Juneau, Alaska (KINY) – NOAA Fisheries and stranding network partners have responded to two incidents over the past weekend.
On Thursday, Aug. 24, 2023, NOAA Fisheries and the Alaska Marine Mammal Stranding Network received a report that a vessel may have struck a whale.
In response, NOAA Fisheries biologists and staff from the Office of Law Enforcement traveled to Favorite Channel and photo documented and identified all humpback whales swimming in the area.
Ten known humpback whales were in the area and no injuries were observed.

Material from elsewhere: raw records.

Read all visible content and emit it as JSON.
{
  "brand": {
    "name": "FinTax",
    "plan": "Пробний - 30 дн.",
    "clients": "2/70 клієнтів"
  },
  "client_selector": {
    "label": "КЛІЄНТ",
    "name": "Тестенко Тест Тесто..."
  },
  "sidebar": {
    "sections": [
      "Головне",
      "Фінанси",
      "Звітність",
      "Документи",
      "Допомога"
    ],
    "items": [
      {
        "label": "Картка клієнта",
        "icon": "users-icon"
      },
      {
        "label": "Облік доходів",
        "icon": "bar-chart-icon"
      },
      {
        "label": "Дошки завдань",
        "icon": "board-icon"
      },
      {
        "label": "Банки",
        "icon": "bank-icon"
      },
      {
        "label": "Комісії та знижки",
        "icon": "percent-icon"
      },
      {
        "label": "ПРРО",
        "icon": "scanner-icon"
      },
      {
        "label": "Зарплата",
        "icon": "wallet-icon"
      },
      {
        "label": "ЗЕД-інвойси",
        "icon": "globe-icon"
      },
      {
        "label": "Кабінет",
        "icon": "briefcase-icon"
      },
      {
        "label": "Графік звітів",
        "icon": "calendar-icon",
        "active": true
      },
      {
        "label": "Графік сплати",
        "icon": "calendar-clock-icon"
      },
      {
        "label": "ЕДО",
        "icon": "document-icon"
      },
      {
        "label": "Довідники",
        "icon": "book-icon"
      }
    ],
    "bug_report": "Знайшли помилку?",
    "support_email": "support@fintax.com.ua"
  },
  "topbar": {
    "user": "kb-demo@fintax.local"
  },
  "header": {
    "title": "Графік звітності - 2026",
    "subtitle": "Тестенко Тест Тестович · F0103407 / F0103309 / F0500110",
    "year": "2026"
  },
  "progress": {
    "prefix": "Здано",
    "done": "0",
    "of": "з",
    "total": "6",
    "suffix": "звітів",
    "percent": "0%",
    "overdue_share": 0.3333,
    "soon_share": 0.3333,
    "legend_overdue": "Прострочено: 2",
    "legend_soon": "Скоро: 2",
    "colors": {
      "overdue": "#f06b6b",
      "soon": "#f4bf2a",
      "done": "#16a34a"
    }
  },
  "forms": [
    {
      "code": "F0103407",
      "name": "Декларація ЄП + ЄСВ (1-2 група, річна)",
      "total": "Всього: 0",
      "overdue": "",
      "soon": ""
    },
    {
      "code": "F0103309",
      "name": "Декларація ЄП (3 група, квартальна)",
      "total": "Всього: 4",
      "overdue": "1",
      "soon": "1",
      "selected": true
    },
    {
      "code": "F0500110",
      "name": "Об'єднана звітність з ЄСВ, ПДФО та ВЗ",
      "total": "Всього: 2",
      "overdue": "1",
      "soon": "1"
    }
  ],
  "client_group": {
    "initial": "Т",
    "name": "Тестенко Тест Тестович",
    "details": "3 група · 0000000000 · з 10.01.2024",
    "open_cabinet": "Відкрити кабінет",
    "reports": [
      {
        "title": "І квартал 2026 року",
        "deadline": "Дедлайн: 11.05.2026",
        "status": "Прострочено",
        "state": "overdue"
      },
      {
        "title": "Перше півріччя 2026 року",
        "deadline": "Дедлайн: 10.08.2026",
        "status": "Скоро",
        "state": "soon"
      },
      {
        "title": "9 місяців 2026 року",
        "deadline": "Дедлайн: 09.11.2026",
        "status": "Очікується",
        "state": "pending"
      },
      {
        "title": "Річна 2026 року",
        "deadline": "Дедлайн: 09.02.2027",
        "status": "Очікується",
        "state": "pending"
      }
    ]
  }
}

On Friday, NOAA received a report of a humpback whale carcass on Hump Island in Favorite Channel via the 24-hour stranding hotline.
NOAA staff coordinated with the U.S. Coast Guard and whale watching captains in the area.
They were able to confirm the location of the whale with photos on the morning of Saturday, Aug. 26.
NOAA responded immediately by sending biologists and a veterinarian to Hump Island.
The postmortem examination found injuries consistent with a vessel strike.
NOAA does not yet know if the two incidents are related.
The deceased whale was identified as a humpback calf known by Juneau Flukes and the Juneau community as “Tango,” the 2023 calf of “Sasha.”
Tango was likely born sometime between December and March in Hawaiian waters as Sasha migrates to Hawaii for the winter.
Given that was he a relatively large calf when they arrived in Alaska, Suzie Teerlink, a Marine Mammal Specialist with NOAA, estimated he was born in December.
“He would have been 8 months old at most. Humpback whale calves stay with their moms only for one year. They slowly start to spend more and more time away from mom and we see this starting here in the feeding grounds towards the end of the season,” Teerlink said. “Generally speaking, by the time they show up in the breeding and birthing grounds, they are weaned and have parted ways with mom.”
Calf names generally follow a theme that plays off the mom’s name in the Juneau Flukes catalog.
Sasha is a style of dance and her calves had followed that theme (2020 Macarena and 2023 Tango).
“Sasha is certainly one of Juneau’s favorite and beloved whales,” Teerlink added. “She has a really high site fidelity to Juneau and is easily identifiable and I know that the community was all very excited to see her return with a calf this year.”
Tango is her third known calf.
Sasha is believed to be uninjured based on observations and has been seen foraging near Juneau since the loss of her calf.
She has a clear preference for the waters near South Shelter Island and tends to feed there alone.
The only exception to her solo preference is when she has a calf, which she will keep nearby.
She has survived at least two entanglements that have left her with distinct scarring on her dorsal (back), which makes her easy to spot even before she shows flukes.
“I used to call her the Alaska Whale because when I look at her flukes, I see what looks like an unmistakable A and K on her left fluke blade,” Teerlink shared. “However, the Juneau whale enthusiast community called her Sasha and this was so fitting that Sasha has become her only Juneau Flukes name.”
Mandy Keogh, Alaska Marine Mammal Stranding Coordinator with NOAA Fisheries, shared how often they find whales struck by vessels.
“We do find injuries consistent with vessel strikes on some carcasses throughout Alaska. One of the challenges we have in Alaska in particular is that we often aren’t able to access or get to a carcass to examine it. A lot of times they will wash ashore on remote beaches or they don’t stay in the area long enough or the decomposition state prevents us from determining what may have contributed to the death,” she explained. “But we do occasionally and we do observe it and we put a lot of effort into documenting that. But there are most of the carcasses that we have in Alaska we’re unable to examine for any cause of death.”
NOAA’s Office of Law Enforcement is continuing its investigation, and it is standard NOAA practice not to comment on the details of ongoing investigations.
Anyone who has information that they think may be helpful to the investigation is encouraged to call the Enforcement hotline at (800) 853-1964.
A live operator is available 24 hours a day, 7 days a week for anyone in the United States.
Keogh said it’s expected to take some time for the investigation to complete.
Additionally, someone can reach out to the Alaska Marine Mammal Stranding Network 24-hour hotline number at (877) 925-7773 with any report about distressed, entangled, or dead marine mammals.
NOAA wants to thank the numerous organizations and vessels on the water who contacted the stranding hotline to report the humpback whale sighting on Hump Island.